The battered, jobless U.S. economy took a turn for the worse this past week as President Obama prepared to offer another bag of bromides that looked like the failed remedies he has tried before.
As the near-comatose economy spiraled into a full-blown crisis for the country and his precarious presidency, hopeful signs of life were hard to find in the flat-lined data on jobs and growth.
The economy is so bad that even the administration admits things will not get better anytime soon, desperately looking for a lifeline but finding none in a deeply divided Congress that took August off while the economy grew weaker.
A recent White House Office of Management and Budget (OMB) report says the 9.1 percent jobless rate will likely persist through 2012 when Obama will be up for re-election. And the administration has lowered its economic growth forecasts to a mediocre 1 percent, which may be optimistic. The economy barely grew by 0.8 percent in the first half of the year.
But the unemployment rate is really just a small part of Obama's failing economic report card. In addition to the more than 14 million Americans counted as jobless, 8.8 million more need full-time jobs but are forced to accept part-time work, while 2.6 million discouraged workers aren't counted at all because they've given up looking for a job. All told, more than 25 million Americans can't find full-time jobs.
The debate over whether the economy is entering yet another recession is beside the point. It feels like a recession, and a majority of Americans think we are in a deep recession because of Obama's failed recovery policies.
The Washington Post-ABC News poll reported Tuesday that by better than 2-to-1, "more Americans now say the administration's economic policies are making the economy worse rather than better."
More than six in 10 disapprove of the way Obama is handling the economy, with nearly half of them saying they "strongly" disapprove of the job he is doing.
Democrats are unhappy with the way things are going, too. Those who say things are going in the right direction -- Obama's all-purpose excuse in his first two years -- fell from 60 percent in January to 32 percent now. Fewer than three-fourths of Democrats now approve of the job he is doing.
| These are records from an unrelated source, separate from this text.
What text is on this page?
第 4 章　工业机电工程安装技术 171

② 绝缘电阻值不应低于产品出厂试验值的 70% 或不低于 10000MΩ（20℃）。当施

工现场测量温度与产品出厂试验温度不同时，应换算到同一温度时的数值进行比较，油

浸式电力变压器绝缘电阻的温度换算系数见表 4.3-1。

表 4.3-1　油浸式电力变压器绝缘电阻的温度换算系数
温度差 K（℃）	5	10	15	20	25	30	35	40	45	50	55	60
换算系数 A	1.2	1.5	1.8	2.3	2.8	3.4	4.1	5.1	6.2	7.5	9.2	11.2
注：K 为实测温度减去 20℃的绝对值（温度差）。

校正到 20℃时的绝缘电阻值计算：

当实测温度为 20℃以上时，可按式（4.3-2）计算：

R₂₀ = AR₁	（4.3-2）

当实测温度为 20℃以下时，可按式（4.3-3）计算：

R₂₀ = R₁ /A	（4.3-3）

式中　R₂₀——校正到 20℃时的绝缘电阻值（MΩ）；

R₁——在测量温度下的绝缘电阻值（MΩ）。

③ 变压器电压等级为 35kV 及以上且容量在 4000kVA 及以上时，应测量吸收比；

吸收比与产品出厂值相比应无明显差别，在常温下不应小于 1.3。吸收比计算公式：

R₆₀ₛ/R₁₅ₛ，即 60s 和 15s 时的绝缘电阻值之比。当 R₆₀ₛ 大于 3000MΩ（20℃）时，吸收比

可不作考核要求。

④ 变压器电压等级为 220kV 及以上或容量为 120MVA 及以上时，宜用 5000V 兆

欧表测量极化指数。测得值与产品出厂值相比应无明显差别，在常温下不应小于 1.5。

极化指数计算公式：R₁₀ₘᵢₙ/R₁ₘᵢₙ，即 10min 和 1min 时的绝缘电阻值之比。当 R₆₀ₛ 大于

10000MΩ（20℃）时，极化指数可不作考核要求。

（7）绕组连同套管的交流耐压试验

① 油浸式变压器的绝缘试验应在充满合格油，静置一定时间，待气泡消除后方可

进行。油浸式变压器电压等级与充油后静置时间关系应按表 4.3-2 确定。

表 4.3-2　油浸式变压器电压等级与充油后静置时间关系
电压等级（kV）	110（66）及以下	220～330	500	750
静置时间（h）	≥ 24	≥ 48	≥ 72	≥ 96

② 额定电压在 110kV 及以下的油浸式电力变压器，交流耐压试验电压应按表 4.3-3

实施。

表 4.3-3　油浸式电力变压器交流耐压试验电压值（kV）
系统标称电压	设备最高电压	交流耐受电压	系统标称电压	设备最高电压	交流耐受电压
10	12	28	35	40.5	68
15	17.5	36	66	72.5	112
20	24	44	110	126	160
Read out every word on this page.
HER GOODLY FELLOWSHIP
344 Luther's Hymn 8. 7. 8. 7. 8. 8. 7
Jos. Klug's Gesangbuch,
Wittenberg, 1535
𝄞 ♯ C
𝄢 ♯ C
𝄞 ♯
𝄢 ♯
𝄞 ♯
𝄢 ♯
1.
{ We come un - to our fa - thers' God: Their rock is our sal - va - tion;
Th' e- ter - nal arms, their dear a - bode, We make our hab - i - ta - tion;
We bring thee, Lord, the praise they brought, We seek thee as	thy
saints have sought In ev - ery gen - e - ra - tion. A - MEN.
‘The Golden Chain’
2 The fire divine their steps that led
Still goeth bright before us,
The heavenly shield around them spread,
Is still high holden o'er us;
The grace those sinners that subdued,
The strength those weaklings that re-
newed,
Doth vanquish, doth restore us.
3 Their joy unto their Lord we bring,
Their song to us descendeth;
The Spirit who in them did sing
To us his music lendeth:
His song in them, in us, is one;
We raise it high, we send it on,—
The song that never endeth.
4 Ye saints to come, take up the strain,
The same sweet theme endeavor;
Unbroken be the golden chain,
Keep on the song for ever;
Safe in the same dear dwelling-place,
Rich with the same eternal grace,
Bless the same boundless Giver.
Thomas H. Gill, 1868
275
"We're not in a recession yet, but we're right there at the edge," said Mark Zandi, the respected chief economist at Moody's Analytics, adding that the stock market's nosedive "reflects just how precarious a situation we're in."
It should be clear to everyone by now that Obama doesn't have any idea what kind of growth rate is needed to get the economy up and running at full throttle. Economist Peter Morici says the economy "must add 13.7 million jobs over the next three years -- 381,000 jobs each month -- to bring unemployment down to 6 percent."
Friday's bleak employment report showed the Obama economy added zero net new jobs in August and only 85,000 jobs in July. The economy is barely growing at less than 1 percent, far from the 4 percent to 5 percent economic growth rate that is needed to boost job creation.
If the OMB's forecasts are correct, the economy is not going to break out of its severely lethargic spell before next November's elections. And no president since Franklin Delano Roosevelt has won re-election when the unemployment rate was hovering around 9 percent or more.
Since he enacted his failed $800 billion spending stimulus bill in 2009, Obama has taken several additional steps to jump-start the economy, including a one-year, 2-percentage-point cut in the Social Security payroll tax. All have met with failure.
Thursday night's televised address to a joint session of Congress is expected to call for a one-year extension of that tax cut, plus billions of dollars more to repair highways, bridges, schools, rails, airports and other infrastructure projects, and a jobs tax credit to reward employers who hire additional workers.
Obama has proposed the temporary jobs tax credit before but without any success. Employers aren't hiring because business is poor and they can't afford to enlarge their payroll, or they have little confidence that the economy will improve. The offer of a tax credit is irrelevant in the current economic environment.
Obama's economic policy is trapped in an ideological aversion to cutting income tax rates permanently. Businesses need tax cuts to improve their bottom line, invest in expansion and to unlock venture capital for risk-taking loans.
All of this is missing from Obamanomics, which is about enlarging government instead of enlarging the private business sector and our shrinking labor force.
Republicans, on the other hand, want to broaden the tax base by getting rid of tax loopholes and cutting the tax rates. That is the huge policy gulf that separates the two parties in Congress. In the end, it will probably take an election to decide which course our country takes to get the economy running again. The one we're on certainly isn't working.